Sometimes certain trends arise, or certain practices become trendy, which we would consider healthy in the context of our beliefs and practices. Examples include trends of being environmentally conscious, a trend of eating whole, natural foods, or a trend of the media depicting healthy body images (as opposed to extremely thin models which could promote an unhealthy body image, especially for people with more average body types). These trends often arise from genuine awareness in society of issues or problems, and a desire to solve the problems or create a healthier society.
However, there can be some dangers when people begin to follow these "good trends" for the reason that they are trendy, rather than for the deeper reasons that the trend is good.
Missing the spirit of trends
An example would be that hybrid cars have become trendy as a response to their fuel efficiency, but hybrid cars are not always more fuel efficient than conventional (non-hybrid) cars. A person following this trend blindly without researching might purchase a heavy SUV hybrid when a conventional compact car might be both much cheaper and much more fuel efficient.
Another example is when people follow fad diets. Fad diets are often rooted in some legitimate scientific observation, but they develop into fads when people fixate on one aspect of diet or one aspect of a recent scientific discovery, while neglecting the whole picture.

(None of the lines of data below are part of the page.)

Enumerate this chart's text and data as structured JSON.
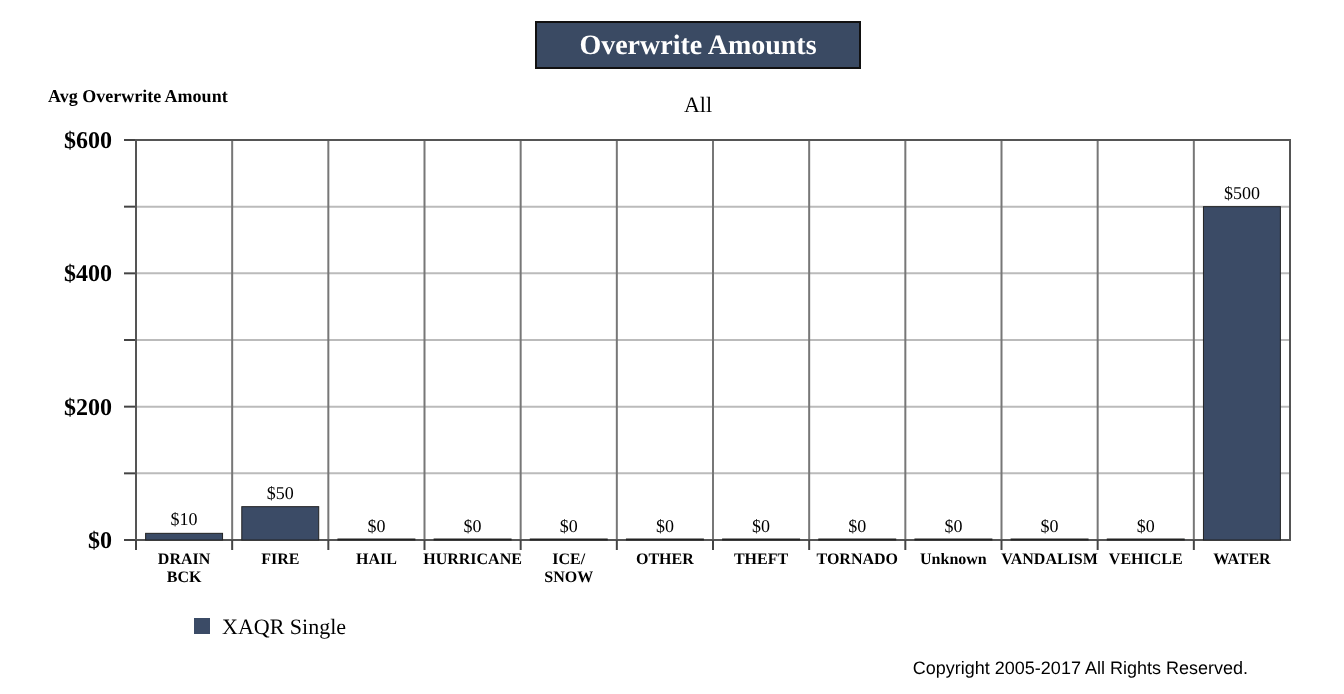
{
  "chart_data": {
    "type": "bar",
    "title": "Overwrite Amounts",
    "subtitle": "All",
    "ylabel": "Avg Overwrite Amount",
    "categories": [
      "DRAIN\nBCK",
      "FIRE",
      "HAIL",
      "HURRICANE",
      "ICE/\nSNOW",
      "OTHER",
      "THEFT",
      "TORNADO",
      "Unknown",
      "VANDALISM",
      "VEHICLE",
      "WATER"
    ],
    "series": [
      {
        "name": "XAQR Single",
        "color": "#3b4b66",
        "values": [
          10,
          50,
          0,
          0,
          0,
          0,
          0,
          0,
          0,
          0,
          0,
          500
        ],
        "value_labels": [
          "$10",
          "$50",
          "$0",
          "$0",
          "$0",
          "$0",
          "$0",
          "$0",
          "$0",
          "$0",
          "$0",
          "$500"
        ]
      }
    ],
    "ylim": [
      0,
      600
    ],
    "yticks": [
      {
        "value": 0,
        "label": "$0"
      },
      {
        "value": 100,
        "label": null
      },
      {
        "value": 200,
        "label": "$200"
      },
      {
        "value": 300,
        "label": null
      },
      {
        "value": 400,
        "label": "$400"
      },
      {
        "value": 500,
        "label": null
      },
      {
        "value": 600,
        "label": "$600"
      }
    ],
    "grid": true,
    "legend": "bottom left",
    "annotations": [
      "Copyright 2005-2017 All Rights Reserved."
    ]
  }
}
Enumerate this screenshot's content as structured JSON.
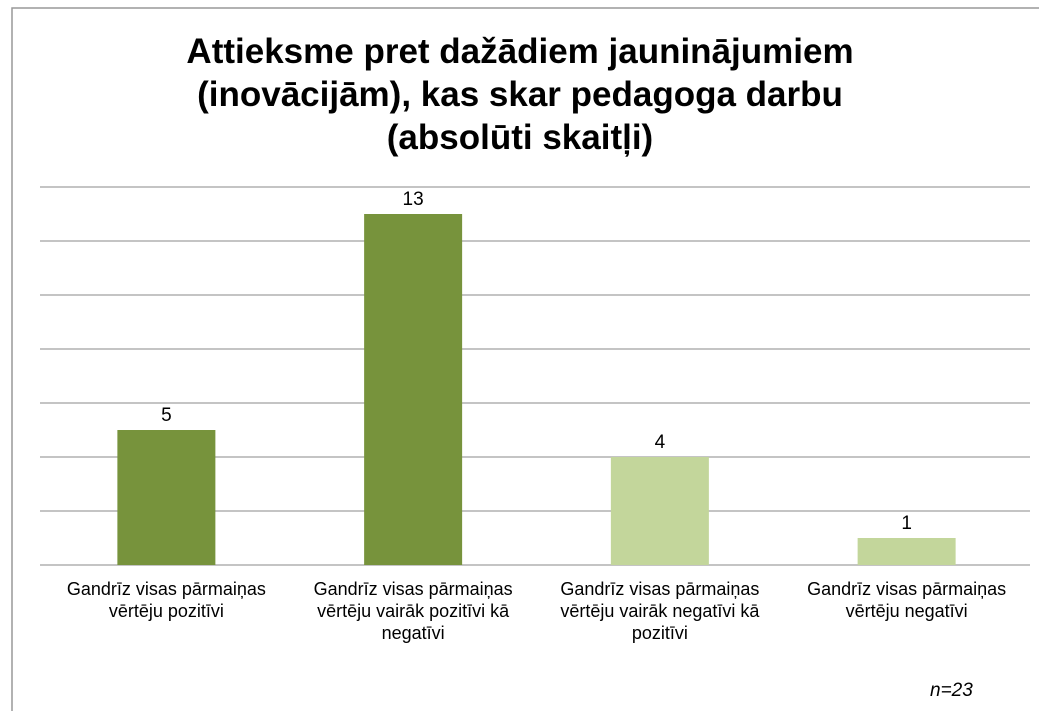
{
  "chart_data": {
    "type": "bar",
    "title": "Attieksme pret dažādiem jauninājumiem (inovācijām), kas skar pedagoga darbu (absolūti skaitļi)",
    "categories": [
      "Gandrīz visas pārmaiņas vērtēju pozitīvi",
      "Gandrīz visas pārmaiņas vērtēju vairāk pozitīvi kā negatīvi",
      "Gandrīz visas pārmaiņas vērtēju vairāk negatīvi kā pozitīvi",
      "Gandrīz visas pārmaiņas vērtēju negatīvi"
    ],
    "values": [
      5,
      13,
      4,
      1
    ],
    "colors": [
      "#77933c",
      "#77933c",
      "#c3d69b",
      "#c3d69b"
    ],
    "ylim": [
      0,
      14
    ],
    "yticks": [
      0,
      2,
      4,
      6,
      8,
      10,
      12,
      14
    ],
    "grid": true,
    "annotation": "n=23"
  }
}
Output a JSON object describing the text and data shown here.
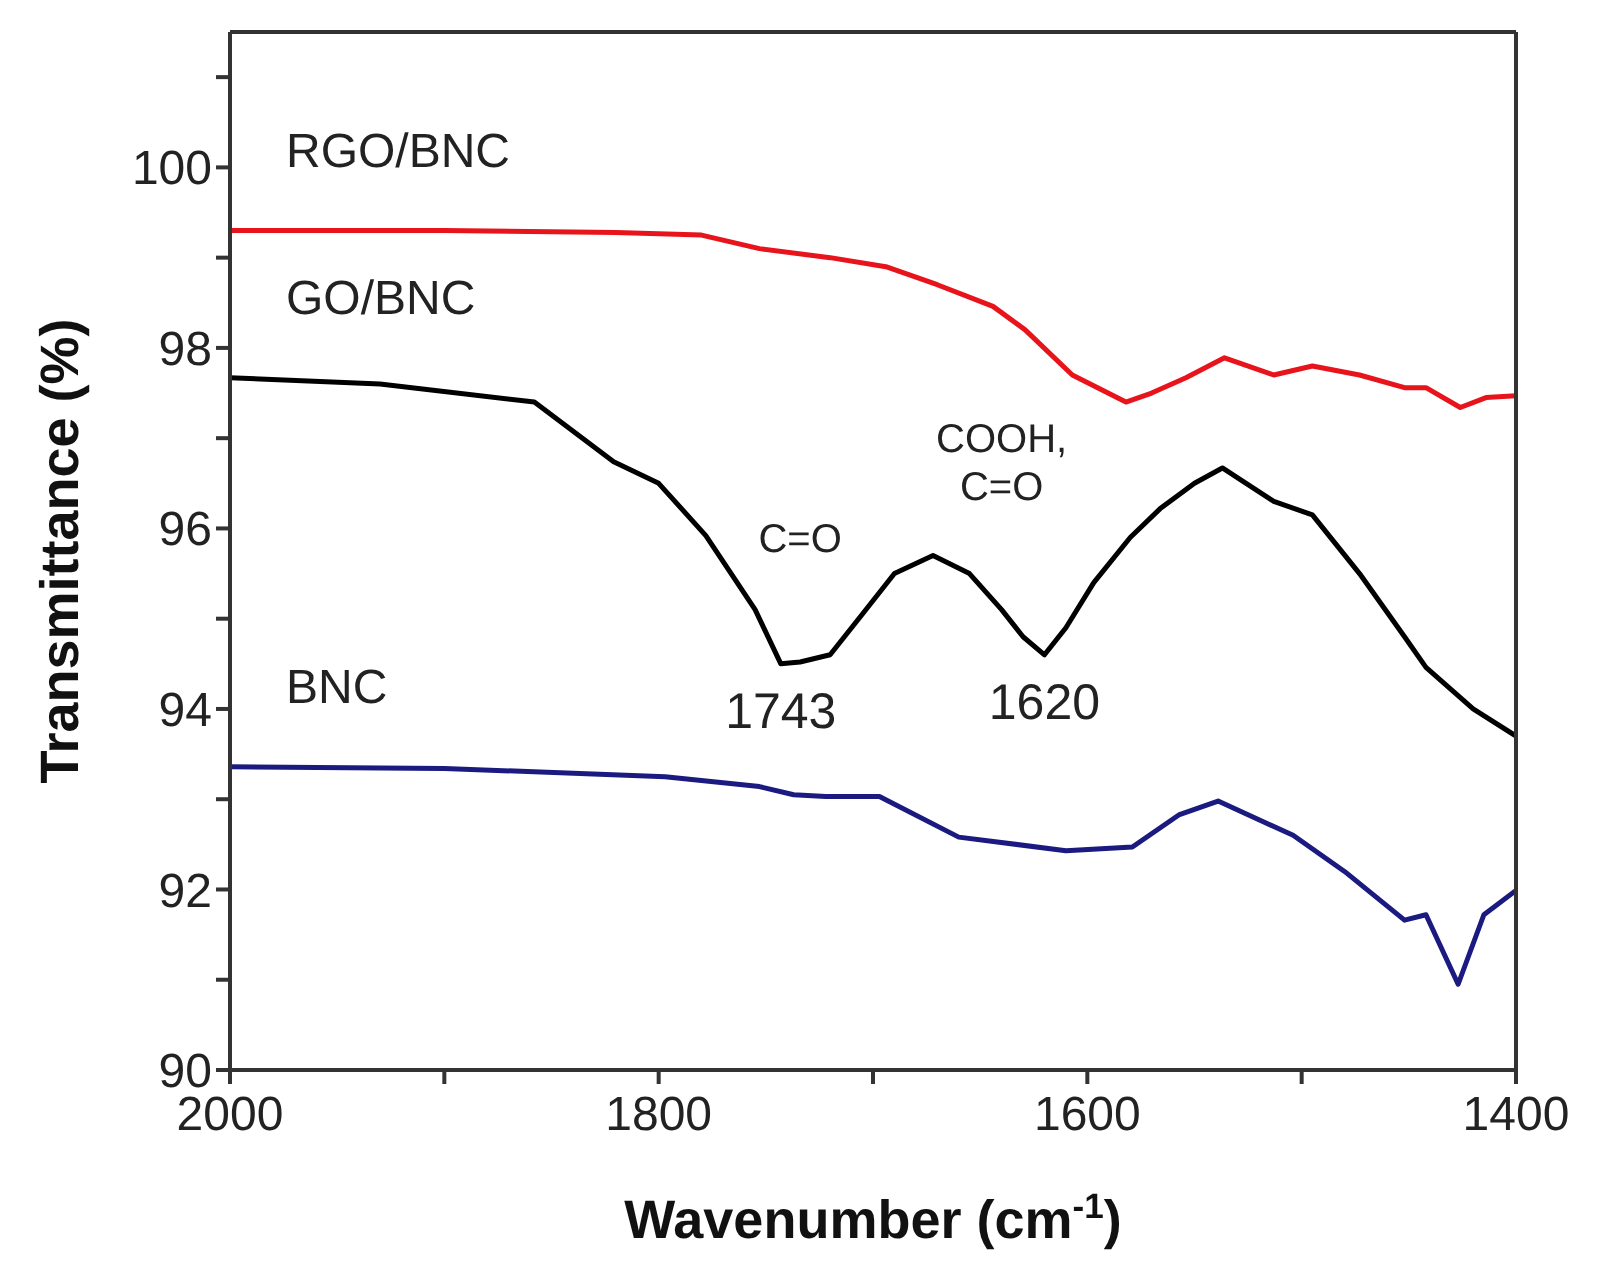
{
  "chart_data": {
    "type": "line",
    "xlabel": "Wavenumber (cm$^{-1}$)",
    "ylabel": "Transmittance (%)",
    "xlim": [
      2000,
      1400
    ],
    "xticks": [
      2000,
      {
        "value": 1900,
        "label": null
      },
      1800,
      {
        "value": 1700,
        "label": null
      },
      1600,
      {
        "value": 1500,
        "label": null
      },
      1400
    ],
    "ylim": [
      90,
      101.5
    ],
    "yticks": [
      90,
      {
        "value": 91,
        "label": null
      },
      92,
      {
        "value": 93,
        "label": null
      },
      94,
      {
        "value": 95,
        "label": null
      },
      96,
      {
        "value": 97,
        "label": null
      },
      98,
      {
        "value": 99,
        "label": null
      },
      100,
      {
        "value": 101,
        "label": null
      }
    ],
    "marker": "none",
    "line_style": "solid",
    "series": [
      {
        "name": "RGO/BNC",
        "color": "#e8141c",
        "x": [
          2000,
          1900,
          1820,
          1780,
          1753,
          1720,
          1694,
          1670,
          1644,
          1629,
          1607,
          1582,
          1570,
          1554,
          1536,
          1513,
          1495,
          1473,
          1452,
          1442,
          1426,
          1414,
          1400
        ],
        "values": [
          99.3,
          99.3,
          99.28,
          99.25,
          99.1,
          99.0,
          98.9,
          98.7,
          98.46,
          98.2,
          97.7,
          97.4,
          97.5,
          97.67,
          97.89,
          97.7,
          97.8,
          97.7,
          97.56,
          97.56,
          97.34,
          97.45,
          97.47
        ]
      },
      {
        "name": "GO/BNC",
        "color": "#000000",
        "x": [
          2000,
          1930,
          1858,
          1821,
          1800,
          1778,
          1755,
          1743,
          1734,
          1720,
          1705,
          1690,
          1672,
          1655,
          1640,
          1630,
          1620,
          1610,
          1597,
          1580,
          1566,
          1550,
          1537,
          1513,
          1495,
          1473,
          1452,
          1442,
          1420,
          1400
        ],
        "values": [
          97.67,
          97.6,
          97.4,
          96.74,
          96.5,
          95.92,
          95.1,
          94.5,
          94.52,
          94.6,
          95.05,
          95.5,
          95.7,
          95.5,
          95.1,
          94.8,
          94.6,
          94.9,
          95.4,
          95.9,
          96.22,
          96.5,
          96.67,
          96.3,
          96.15,
          95.5,
          94.8,
          94.46,
          94.0,
          93.7
        ]
      },
      {
        "name": "BNC",
        "color": "#1a1a80",
        "x": [
          2000,
          1900,
          1797,
          1753,
          1737,
          1722,
          1697,
          1660,
          1610,
          1579,
          1557,
          1539,
          1504,
          1480,
          1452,
          1442,
          1427,
          1415,
          1400
        ],
        "values": [
          93.36,
          93.34,
          93.25,
          93.14,
          93.05,
          93.03,
          93.03,
          92.58,
          92.43,
          92.47,
          92.83,
          92.98,
          92.6,
          92.2,
          91.66,
          91.72,
          90.95,
          91.72,
          91.99
        ]
      }
    ],
    "annotations": [
      {
        "text": "C=O",
        "x": 1734,
        "y": 94.52
      },
      {
        "text": "1743",
        "x": 1743,
        "y": 94.5
      },
      {
        "text": "COOH,\nC=O",
        "x": 1640,
        "y": 95.1
      },
      {
        "text": "1620",
        "x": 1620,
        "y": 94.6
      }
    ]
  }
}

Thinking holistically, and asking yourself why you like something, can keep you from missing the spirit behind trends. This also helps people to live out our fundamental belief that the principles and spirit of rules and practices matter more than their literal wording.
Trends of disliking trends
In some social contexts, there can be a trend of disliking trends. Often, there is a good reason for scepticism about trends, such as when there is a history of destructive trends or a widespread occurrence of people missing the spirit behind good trends.
However, the trend of disliking trends can itself fall into the same negative patterns described above. We believe that a healthier approach to addressing the potential harm caused by trends is not to start a trend of disliking trends, but rather, to directly ask questions about what we like and why we like what we like. When we find trends that we like, we can also ask what the spirit of that trend is, so that we stay true to the spirit or original idea or goal behind the trend, rather than falling into a bad pattern of following details while missing the whole picture.